“Yes,” she answered; and exulted in her heart that the fair Cupid face had lost its roses, the blue eyes their happy light, the rosy mouth its witching smile, all faded in death.
Then the curtain raised again, and they turned to watch the mimic woes of “Trilby” and her lover.
Otho watched with dull, glazed eyes, that saw through all the glare and brightness the face of one lost to him forever, and when the actors recited the griefs of “Pauvre Trilby,” his heart echoed “Pauvre Floy!”
CHAPTER XIX.
THE BERESFORD PRIDE.
In the letter that Alva Beresford treated as a merry jest, St. George had poured out the tenderness of a love-freighted heart to his mother.
When he parted from Floy that night beneath the vines on the cottage porch and hurried away to perform the mission on which he was sent across the sea, his heart was full of her grace and beauty, and every hour seemed leaden-winged that kept him from her side.
“How beautiful she is, how far above all others in her ineffable grace and charm!” he said to himself every hour; and in his impatience to have her for his own he could not wait till his return to propitiate his mother, for whose sympathy he yearned with the eagerness of a loving son. He determined to write to her and plead his cause.
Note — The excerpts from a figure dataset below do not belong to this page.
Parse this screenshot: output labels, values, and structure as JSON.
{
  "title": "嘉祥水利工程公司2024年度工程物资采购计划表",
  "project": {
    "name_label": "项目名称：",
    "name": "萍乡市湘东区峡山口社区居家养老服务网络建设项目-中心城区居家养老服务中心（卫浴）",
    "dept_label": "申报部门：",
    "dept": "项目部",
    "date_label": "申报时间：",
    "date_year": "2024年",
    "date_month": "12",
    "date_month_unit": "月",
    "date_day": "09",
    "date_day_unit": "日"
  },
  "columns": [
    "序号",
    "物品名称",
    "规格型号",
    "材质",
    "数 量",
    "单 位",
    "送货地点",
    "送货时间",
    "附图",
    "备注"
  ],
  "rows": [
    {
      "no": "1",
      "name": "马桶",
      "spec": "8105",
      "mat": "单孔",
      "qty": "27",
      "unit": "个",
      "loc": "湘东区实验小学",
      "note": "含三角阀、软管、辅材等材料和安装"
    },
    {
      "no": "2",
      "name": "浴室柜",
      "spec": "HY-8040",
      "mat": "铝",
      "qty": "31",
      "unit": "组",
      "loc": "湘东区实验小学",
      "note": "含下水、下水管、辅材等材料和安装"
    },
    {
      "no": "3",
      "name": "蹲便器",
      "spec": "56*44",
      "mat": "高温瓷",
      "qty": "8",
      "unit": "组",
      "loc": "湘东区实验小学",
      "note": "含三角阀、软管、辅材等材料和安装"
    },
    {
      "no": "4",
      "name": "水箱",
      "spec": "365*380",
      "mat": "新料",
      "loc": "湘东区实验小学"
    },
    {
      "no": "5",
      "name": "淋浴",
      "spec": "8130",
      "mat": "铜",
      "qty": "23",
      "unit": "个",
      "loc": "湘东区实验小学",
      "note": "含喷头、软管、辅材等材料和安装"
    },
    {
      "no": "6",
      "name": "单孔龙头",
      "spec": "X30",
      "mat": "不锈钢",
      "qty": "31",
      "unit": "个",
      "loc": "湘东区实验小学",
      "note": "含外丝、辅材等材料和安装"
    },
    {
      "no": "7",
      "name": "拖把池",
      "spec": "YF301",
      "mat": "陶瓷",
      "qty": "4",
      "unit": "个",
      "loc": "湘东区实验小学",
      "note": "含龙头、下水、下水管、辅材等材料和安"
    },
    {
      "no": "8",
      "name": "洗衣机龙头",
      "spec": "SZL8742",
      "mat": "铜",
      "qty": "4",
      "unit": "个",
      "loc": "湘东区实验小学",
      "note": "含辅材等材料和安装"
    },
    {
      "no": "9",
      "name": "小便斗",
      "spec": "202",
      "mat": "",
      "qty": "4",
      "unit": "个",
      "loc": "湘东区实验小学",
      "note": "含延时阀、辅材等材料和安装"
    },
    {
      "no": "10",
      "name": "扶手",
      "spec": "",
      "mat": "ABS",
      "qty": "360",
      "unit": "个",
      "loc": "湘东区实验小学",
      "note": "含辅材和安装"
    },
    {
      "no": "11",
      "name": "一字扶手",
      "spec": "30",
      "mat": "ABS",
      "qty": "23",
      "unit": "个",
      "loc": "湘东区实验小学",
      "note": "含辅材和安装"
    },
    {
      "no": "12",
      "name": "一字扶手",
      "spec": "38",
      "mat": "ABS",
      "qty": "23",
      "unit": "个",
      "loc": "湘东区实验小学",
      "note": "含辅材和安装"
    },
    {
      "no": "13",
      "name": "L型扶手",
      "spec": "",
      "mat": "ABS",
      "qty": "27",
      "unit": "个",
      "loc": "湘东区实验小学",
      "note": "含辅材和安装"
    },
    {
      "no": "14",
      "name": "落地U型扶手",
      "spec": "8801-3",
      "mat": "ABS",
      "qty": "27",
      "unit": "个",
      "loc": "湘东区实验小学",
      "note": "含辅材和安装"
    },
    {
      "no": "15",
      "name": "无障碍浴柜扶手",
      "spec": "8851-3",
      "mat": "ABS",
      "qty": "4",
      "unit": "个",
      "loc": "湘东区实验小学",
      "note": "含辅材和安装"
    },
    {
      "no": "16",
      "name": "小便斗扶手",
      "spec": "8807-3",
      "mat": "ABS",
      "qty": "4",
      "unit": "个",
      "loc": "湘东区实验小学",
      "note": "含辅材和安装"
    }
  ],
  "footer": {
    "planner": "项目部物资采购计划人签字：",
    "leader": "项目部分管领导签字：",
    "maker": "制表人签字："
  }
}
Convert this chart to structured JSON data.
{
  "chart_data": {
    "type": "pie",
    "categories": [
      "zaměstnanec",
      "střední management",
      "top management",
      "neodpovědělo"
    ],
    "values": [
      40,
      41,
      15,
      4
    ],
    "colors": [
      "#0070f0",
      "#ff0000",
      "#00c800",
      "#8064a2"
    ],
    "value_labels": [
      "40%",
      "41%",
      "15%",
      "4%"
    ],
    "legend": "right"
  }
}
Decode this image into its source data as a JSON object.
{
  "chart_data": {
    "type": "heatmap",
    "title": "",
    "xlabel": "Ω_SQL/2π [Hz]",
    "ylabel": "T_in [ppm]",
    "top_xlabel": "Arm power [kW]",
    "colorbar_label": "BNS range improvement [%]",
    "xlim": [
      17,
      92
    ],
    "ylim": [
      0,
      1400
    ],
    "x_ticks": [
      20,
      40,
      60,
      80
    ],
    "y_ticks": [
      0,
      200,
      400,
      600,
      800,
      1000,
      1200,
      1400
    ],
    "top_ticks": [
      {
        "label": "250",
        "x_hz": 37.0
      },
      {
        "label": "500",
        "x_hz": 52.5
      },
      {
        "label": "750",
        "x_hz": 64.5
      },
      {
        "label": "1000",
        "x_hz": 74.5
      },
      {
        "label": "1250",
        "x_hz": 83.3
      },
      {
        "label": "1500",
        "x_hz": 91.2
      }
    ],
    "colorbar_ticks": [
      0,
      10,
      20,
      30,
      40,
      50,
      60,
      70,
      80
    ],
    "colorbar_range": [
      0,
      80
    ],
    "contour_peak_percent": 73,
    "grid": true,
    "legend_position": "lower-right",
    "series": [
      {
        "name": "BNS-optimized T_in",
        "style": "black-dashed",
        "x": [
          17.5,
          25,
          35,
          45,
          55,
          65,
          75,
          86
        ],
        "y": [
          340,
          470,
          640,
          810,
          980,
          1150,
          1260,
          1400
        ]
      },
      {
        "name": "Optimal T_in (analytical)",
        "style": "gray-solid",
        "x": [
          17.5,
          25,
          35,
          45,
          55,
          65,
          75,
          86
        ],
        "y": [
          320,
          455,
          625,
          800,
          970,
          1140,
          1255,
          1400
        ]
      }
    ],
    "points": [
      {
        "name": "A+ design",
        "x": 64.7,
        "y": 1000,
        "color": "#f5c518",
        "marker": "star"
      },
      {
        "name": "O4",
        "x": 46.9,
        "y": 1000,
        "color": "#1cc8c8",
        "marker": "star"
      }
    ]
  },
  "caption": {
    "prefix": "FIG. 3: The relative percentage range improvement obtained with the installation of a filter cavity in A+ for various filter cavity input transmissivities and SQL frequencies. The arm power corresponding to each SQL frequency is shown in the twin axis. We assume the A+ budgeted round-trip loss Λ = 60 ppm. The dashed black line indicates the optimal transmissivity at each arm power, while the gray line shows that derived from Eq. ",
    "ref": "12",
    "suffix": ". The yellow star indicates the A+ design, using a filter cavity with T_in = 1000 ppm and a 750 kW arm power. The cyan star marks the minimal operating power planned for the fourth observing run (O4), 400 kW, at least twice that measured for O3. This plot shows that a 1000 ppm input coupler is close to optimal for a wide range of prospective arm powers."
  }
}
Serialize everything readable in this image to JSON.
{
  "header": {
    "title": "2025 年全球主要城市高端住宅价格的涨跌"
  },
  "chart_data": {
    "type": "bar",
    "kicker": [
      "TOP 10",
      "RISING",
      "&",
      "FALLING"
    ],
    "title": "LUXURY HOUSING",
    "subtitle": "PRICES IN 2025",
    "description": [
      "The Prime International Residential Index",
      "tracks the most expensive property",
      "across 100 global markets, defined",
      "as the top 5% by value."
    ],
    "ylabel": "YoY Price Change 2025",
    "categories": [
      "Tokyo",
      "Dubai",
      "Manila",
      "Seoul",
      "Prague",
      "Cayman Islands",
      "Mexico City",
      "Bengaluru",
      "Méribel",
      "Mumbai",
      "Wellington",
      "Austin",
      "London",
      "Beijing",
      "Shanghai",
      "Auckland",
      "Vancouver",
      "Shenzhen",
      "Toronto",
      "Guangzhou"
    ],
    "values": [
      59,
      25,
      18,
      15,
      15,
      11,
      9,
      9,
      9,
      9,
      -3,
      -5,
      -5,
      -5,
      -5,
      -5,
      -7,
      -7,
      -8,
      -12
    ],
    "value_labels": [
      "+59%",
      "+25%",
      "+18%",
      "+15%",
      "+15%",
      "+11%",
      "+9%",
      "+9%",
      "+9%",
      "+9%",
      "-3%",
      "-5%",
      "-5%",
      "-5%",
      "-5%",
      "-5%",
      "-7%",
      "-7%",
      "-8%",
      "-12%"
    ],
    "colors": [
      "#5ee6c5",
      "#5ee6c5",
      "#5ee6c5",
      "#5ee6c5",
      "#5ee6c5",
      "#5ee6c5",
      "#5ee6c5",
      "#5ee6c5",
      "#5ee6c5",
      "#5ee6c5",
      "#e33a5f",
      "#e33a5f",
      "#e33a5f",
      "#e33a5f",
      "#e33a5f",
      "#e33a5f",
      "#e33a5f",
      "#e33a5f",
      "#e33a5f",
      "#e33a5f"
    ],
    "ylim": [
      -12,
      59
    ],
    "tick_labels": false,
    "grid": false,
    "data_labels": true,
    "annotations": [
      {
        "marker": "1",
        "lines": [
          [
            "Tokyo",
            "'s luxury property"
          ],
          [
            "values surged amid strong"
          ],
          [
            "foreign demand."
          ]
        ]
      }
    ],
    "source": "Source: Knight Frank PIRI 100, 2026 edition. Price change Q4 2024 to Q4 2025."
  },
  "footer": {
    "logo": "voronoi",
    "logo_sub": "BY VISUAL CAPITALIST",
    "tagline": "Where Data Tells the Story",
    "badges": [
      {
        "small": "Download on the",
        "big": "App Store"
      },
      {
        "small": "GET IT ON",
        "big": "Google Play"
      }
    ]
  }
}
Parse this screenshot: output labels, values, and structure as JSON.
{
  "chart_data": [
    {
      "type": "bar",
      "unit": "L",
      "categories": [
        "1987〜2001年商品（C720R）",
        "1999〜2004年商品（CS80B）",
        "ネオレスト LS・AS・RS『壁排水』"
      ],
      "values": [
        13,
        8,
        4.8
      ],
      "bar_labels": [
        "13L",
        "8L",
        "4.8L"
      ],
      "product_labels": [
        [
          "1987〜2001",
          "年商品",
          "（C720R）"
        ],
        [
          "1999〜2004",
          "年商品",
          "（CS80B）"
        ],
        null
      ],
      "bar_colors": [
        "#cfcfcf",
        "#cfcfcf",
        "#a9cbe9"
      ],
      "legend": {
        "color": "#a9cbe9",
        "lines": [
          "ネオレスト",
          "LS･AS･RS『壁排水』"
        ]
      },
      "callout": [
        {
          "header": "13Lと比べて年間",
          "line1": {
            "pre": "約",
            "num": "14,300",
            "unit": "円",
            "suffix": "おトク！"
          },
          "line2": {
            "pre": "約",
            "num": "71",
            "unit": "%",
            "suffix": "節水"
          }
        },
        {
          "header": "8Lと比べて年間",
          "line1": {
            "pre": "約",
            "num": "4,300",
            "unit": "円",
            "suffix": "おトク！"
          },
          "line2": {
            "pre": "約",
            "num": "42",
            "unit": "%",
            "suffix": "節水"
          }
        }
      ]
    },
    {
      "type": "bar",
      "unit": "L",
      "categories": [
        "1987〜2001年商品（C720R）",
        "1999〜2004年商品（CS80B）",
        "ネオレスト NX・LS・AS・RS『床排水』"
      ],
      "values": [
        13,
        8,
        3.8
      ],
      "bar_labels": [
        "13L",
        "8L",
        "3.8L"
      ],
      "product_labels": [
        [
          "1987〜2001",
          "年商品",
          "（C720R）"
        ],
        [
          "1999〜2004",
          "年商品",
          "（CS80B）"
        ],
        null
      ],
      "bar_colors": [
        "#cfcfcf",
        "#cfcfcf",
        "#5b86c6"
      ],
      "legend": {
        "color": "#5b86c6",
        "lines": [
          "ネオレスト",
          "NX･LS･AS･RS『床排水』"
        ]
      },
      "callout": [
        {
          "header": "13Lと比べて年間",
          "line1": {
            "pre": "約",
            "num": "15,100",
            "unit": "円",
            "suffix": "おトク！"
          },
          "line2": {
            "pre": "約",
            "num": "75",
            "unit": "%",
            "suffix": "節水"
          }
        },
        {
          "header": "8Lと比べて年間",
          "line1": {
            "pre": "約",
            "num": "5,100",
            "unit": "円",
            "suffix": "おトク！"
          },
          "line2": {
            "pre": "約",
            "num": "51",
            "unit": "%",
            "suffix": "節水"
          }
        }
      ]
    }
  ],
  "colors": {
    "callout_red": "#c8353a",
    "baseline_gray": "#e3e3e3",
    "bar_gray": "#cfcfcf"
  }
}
He knew, alas! all the Beresford pride, and how high it soared. Had not Alva’s heart been crucified on its altar?—gay, mocking Alva, in whose past lay the story of a broken love-dream never to be resurrected now, for he was dead, the young poet lover whose suit her parents had scorned when Alva was a budding girl, fit incarnation of a poet’s dream. It was only a few months later that he died—of a lingering fever, said the physicians—of a broken heart, vowed the girl, flinging it frantically in her parents’ face in the desperation of her keen despair.
Well, the key was turned on that past. Few knew the story of its bitter pathos, but St. George recalled it now with something like terror—prophetic terror.